Prolactin receptor is required for normal glucose homeostasis and modulation of beta-cell mass during pregnancy.

Increased islet mass is an adaptive mechanism that occurs to combat insulin resistance during pregnancy. Prolactin (PRL) can enhance beta-cell proliferation and insulin secretion in vitro, yet whether it is PRL or other pregnancy-related factors that mediate these adaptive changes during pregnancy is unknown. The objective of this study was to determine whether prolactin receptor (Prlr) is required for normal maternal glucose homeostasis during pregnancy. An ip glucose tolerance test was performed on timed-pregnant Prlr(+/+) and heterozygous null Prlr(+/-) mice on d 0, 15, and 18 of pregnancy. Compared with Prlr(+/+) mice, Prlr(+/-) mice had impaired glucose clearance, decreased glucose-stimulated insulin release, higher nonfasted blood glucose, and lower insulin levels during but not before pregnancy. There was no difference in their insulin tolerance. Prlr(+/+) mice show a significant incremental increase in islet density and beta-cell number and mass throughout pregnancy, which was attenuated in the Prlr(+/-) mice.
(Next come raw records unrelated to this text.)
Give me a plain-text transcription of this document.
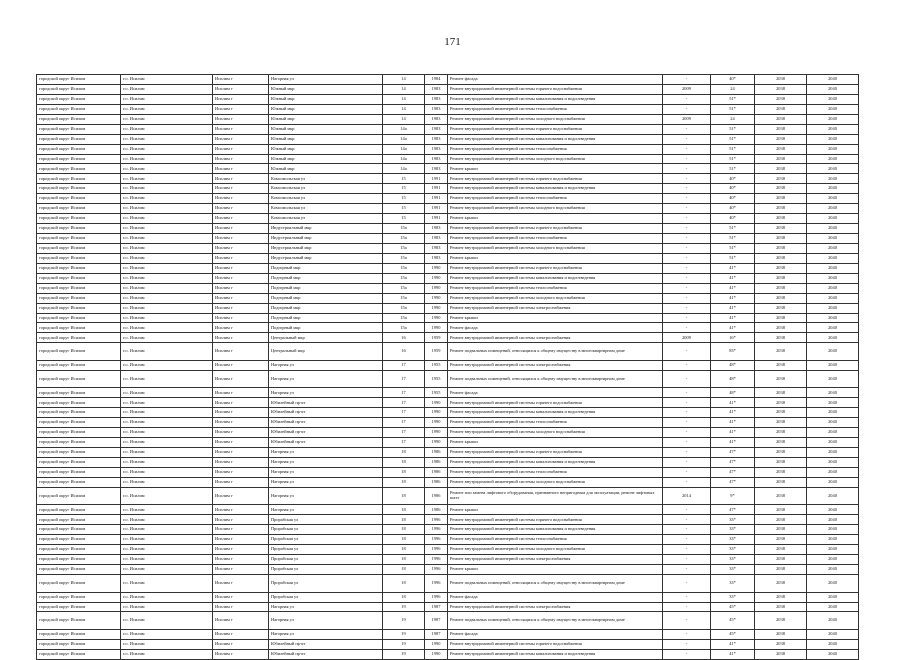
171
городской округ Исилим	г.о. Исилим	Исилим г	Нагорная ул	14	1984	Ремонт фасада	-	40*	2038	2040
городской округ Исилим	г.о. Исилим	Исилим г	Южный мкр	14	1983	Ремонт внутридомовой инженерной системы горячего водоснабжения	2009	24	2038	2040
городской округ Исилим	г.о. Исилим	Исилим г	Южный мкр	14	1983	Ремонт внутридомовой инженерной системы канализования и водоотведения	-	51*	2038	2040
городской округ Исилим	г.о. Исилим	Исилим г	Южный мкр	14	1983	Ремонт внутридомовой инженерной системы теплоснабжения	-	51*	2038	2040
городской округ Исилим	г.о. Исилим	Исилим г	Южный мкр	14	1983	Ремонт внутридомовой инженерной системы холодного водоснабжения	2009	24	2038	2040
городской округ Исилим	г.о. Исилим	Исилим г	Южный мкр	14а	1983	Ремонт внутридомовой инженерной системы горячего водоснабжения	-	51*	2038	2040
городской округ Исилим	г.о. Исилим	Исилим г	Южный мкр	14а	1983	Ремонт внутридомовой инженерной системы канализования и водоотведения	-	51*	2038	2040
городской округ Исилим	г.о. Исилим	Исилим г	Южный мкр	14а	1983	Ремонт внутридомовой инженерной системы теплоснабжения	-	51*	2038	2040
городской округ Исилим	г.о. Исилим	Исилим г	Южный мкр	14а	1983	Ремонт внутридомовой инженерной системы холодного водоснабжения	-	51*	2038	2040
городской округ Исилим	г.о. Исилим	Исилим г	Южный мкр	14а	1983	Ремонт крыши	-	51*	2038	2040
городской округ Исилим	г.о. Исилим	Исилим г	Комсомольская ул	15	1991	Ремонт внутридомовой инженерной системы горячего водоснабжения	-	40*	2038	2040
городской округ Исилим	г.о. Исилим	Исилим г	Комсомольская ул	15	1991	Ремонт внутридомовой инженерной системы канализования и водоотведения	-	40*	2038	2040
городской округ Исилим	г.о. Исилим	Исилим г	Комсомольская ул	15	1991	Ремонт внутридомовой инженерной системы теплоснабжения	-	40*	2038	2040
городской округ Исилим	г.о. Исилим	Исилим г	Комсомольская ул	15	1991	Ремонт внутридомовой инженерной системы холодного водоснабжения	-	40*	2038	2040
городской округ Исилим	г.о. Исилим	Исилим г	Комсомольская ул	15	1991	Ремонт крыши	-	40*	2038	2040
городской округ Исилим	г.о. Исилим	Исилим г	Индустриальный мкр	15а	1983	Ремонт внутридомовой инженерной системы горячего водоснабжения	-	51*	2038	2040
городской округ Исилим	г.о. Исилим	Исилим г	Индустриальный мкр	15а	1983	Ремонт внутридомовой инженерной системы теплоснабжения	-	51*	2038	2040
городской округ Исилим	г.о. Исилим	Исилим г	Индустриальный мкр	15а	1983	Ремонт внутридомовой инженерной системы холодного водоснабжения	-	51*	2038	2040
городской округ Исилим	г.о. Исилим	Исилим г	Индустриальный мкр	15а	1983	Ремонт крыши	-	51*	2038	2040
городской округ Исилим	г.о. Исилим	Исилим г	Подгорный мкр	15а	1990	Ремонт внутридомовой инженерной системы горячего водоснабжения	-	41*	2038	2040
городской округ Исилим	г.о. Исилим	Исилим г	Подгорный мкр	15а	1990	Ремонт внутридомовой инженерной системы канализования и водоотведения	-	41*	2038	2040
городской округ Исилим	г.о. Исилим	Исилим г	Подгорный мкр	15а	1990	Ремонт внутридомовой инженерной системы теплоснабжения	-	41*	2038	2040
городской округ Исилим	г.о. Исилим	Исилим г	Подгорный мкр	15а	1990	Ремонт внутридомовой инженерной системы холодного водоснабжения	-	41*	2038	2040
городской округ Исилим	г.о. Исилим	Исилим г	Подгорный мкр	15а	1990	Ремонт внутридомовой инженерной системы электроснабжения	-	41*	2038	2040
городской округ Исилим	г.о. Исилим	Исилим г	Подгорный мкр	15а	1990	Ремонт крыши	-	41*	2038	2040
городской округ Исилим	г.о. Исилим	Исилим г	Подгорный мкр	15а	1990	Ремонт фасада	-	41*	2038	2040
городской округ Исилим	г.о. Исилим	Исилим г	Центральный мкр	16	1959	Ремонт внутридомовой инженерной системы электроснабжения	2009	16*	2038	2040
городской округ Исилим	г.о. Исилим	Исилим г	Центральный мкр	16	1959	Ремонт подвальных помещений, относящихся к общему имуществу в многоквартирном доме	-	83*	2038	2040
городской округ Исилим	г.о. Исилим	Исилим г	Нагорная ул	17	1955	Ремонт внутридомовой инженерной системы электроснабжения	-	48*	2038	2040
городской округ Исилим	г.о. Исилим	Исилим г	Нагорная ул	17	1955	Ремонт подвальных помещений, относящихся к общему имуществу в многоквартирном доме	-	48*	2038	2040
городской округ Исилим	г.о. Исилим	Исилим г	Нагорная ул	17	1955	Ремонт фасада	-	48*	2038	2040
городской округ Исилим	г.о. Исилим	Исилим г	Юбилейный пр-кт	17	1990	Ремонт внутридомовой инженерной системы горячего водоснабжения	-	41*	2038	2040
городской округ Исилим	г.о. Исилим	Исилим г	Юбилейный пр-кт	17	1990	Ремонт внутридомовой инженерной системы канализования и водоотведения	-	41*	2038	2040
городской округ Исилим	г.о. Исилим	Исилим г	Юбилейный пр-кт	17	1990	Ремонт внутридомовой инженерной системы теплоснабжения	-	41*	2038	2040
городской округ Исилим	г.о. Исилим	Исилим г	Юбилейный пр-кт	17	1990	Ремонт внутридомовой инженерной системы холодного водоснабжения	-	41*	2038	2040
городской округ Исилим	г.о. Исилим	Исилим г	Юбилейный пр-кт	17	1990	Ремонт крыши	-	41*	2038	2040
городской округ Исилим	г.о. Исилим	Исилим г	Нагорная ул	18	1986	Ремонт внутридомовой инженерной системы горячего водоснабжения	-	47*	2038	2040
городской округ Исилим	г.о. Исилим	Исилим г	Нагорная ул	18	1986	Ремонт внутридомовой инженерной системы канализования и водоотведения	-	47*	2038	2040
городской округ Исилим	г.о. Исилим	Исилим г	Нагорная ул	18	1986	Ремонт внутридомовой инженерной системы теплоснабжения	-	47*	2038	2040
городской округ Исилим	г.о. Исилим	Исилим г	Нагорная ул	18	1986	Ремонт внутридомовой инженерной системы холодного водоснабжения	-	47*	2038	2040
городской округ Исилим	г.о. Исилим	Исилим г	Нагорная ул	18	1986	Ремонт или замена лифтового оборудования, признанного непригодным для эксплуатации, ремонт лифтовых шахт	2014	9*	2038	2040
городской округ Исилим	г.о. Исилим	Исилим г	Нагорная ул	18	1986	Ремонт крыши	-	47*	2038	2040
городской округ Исилим	г.о. Исилим	Исилим г	Прорабская ул	18	1996	Ремонт внутридомовой инженерной системы горячего водоснабжения	-	33*	2038	2040
городской округ Исилим	г.о. Исилим	Исилим г	Прорабская ул	18	1996	Ремонт внутридомовой инженерной системы канализования и водоотведения	-	33*	2038	2040
городской округ Исилим	г.о. Исилим	Исилим г	Прорабская ул	18	1996	Ремонт внутридомовой инженерной системы теплоснабжения	-	33*	2038	2040
городской округ Исилим	г.о. Исилим	Исилим г	Прорабская ул	18	1996	Ремонт внутридомовой инженерной системы холодного водоснабжения	-	33*	2038	2040
городской округ Исилим	г.о. Исилим	Исилим г	Прорабская ул	18	1996	Ремонт внутридомовой инженерной системы электроснабжения	-	33*	2038	2040
городской округ Исилим	г.о. Исилим	Исилим г	Прорабская ул	18	1996	Ремонт крыши	-	33*	2038	2040
городской округ Исилим	г.о. Исилим	Исилим г	Прорабская ул	18	1996	Ремонт подвальных помещений, относящихся к общему имуществу в многоквартирном доме	-	33*	2038	2040
городской округ Исилим	г.о. Исилим	Исилим г	Прорабская ул	18	1996	Ремонт фасада	-	33*	2038	2040
городской округ Исилим	г.о. Исилим	Исилим г	Нагорная ул	19	1987	Ремонт внутридомовой инженерной системы электроснабжения	-	45*	2038	2040
городской округ Исилим	г.о. Исилим	Исилим г	Нагорная ул	19	1987	Ремонт подвальных помещений, относящихся к общему имуществу в многоквартирном доме	-	45*	2038	2040
городской округ Исилим	г.о. Исилим	Исилим г	Нагорная ул	19	1987	Ремонт фасада	-	45*	2038	2040
городской округ Исилим	г.о. Исилим	Исилим г	Юбилейный пр-кт	19	1990	Ремонт внутридомовой инженерной системы горячего водоснабжения	-	41*	2038	2040
городской округ Исилим	г.о. Исилим	Исилим г	Юбилейный пр-кт	19	1990	Ремонт внутридомовой инженерной системы канализования и водоотведения	-	41*	2038	2040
Prlr(+/+) mice also had a more robust beta-cell proliferation rate during pregnancy, whereas there was no difference in apoptosis rate between the Prlr(+/+) and Prlr(+/-) mice before, during, or after pregnancy. Interestingly, genotype of the mothers had a significant impact on the offspring's phenotype, such that daughters derived from Prlr(+/-) mothers had a more severe phenotype than those derived from Prlr(+/+) mothers. In conclusion, this is the first in vivo demonstration that the action of pregnancy hormones, acting through Prlr, is required for normal maternal glucose tolerance during pregnancy by increasing beta-cell mass.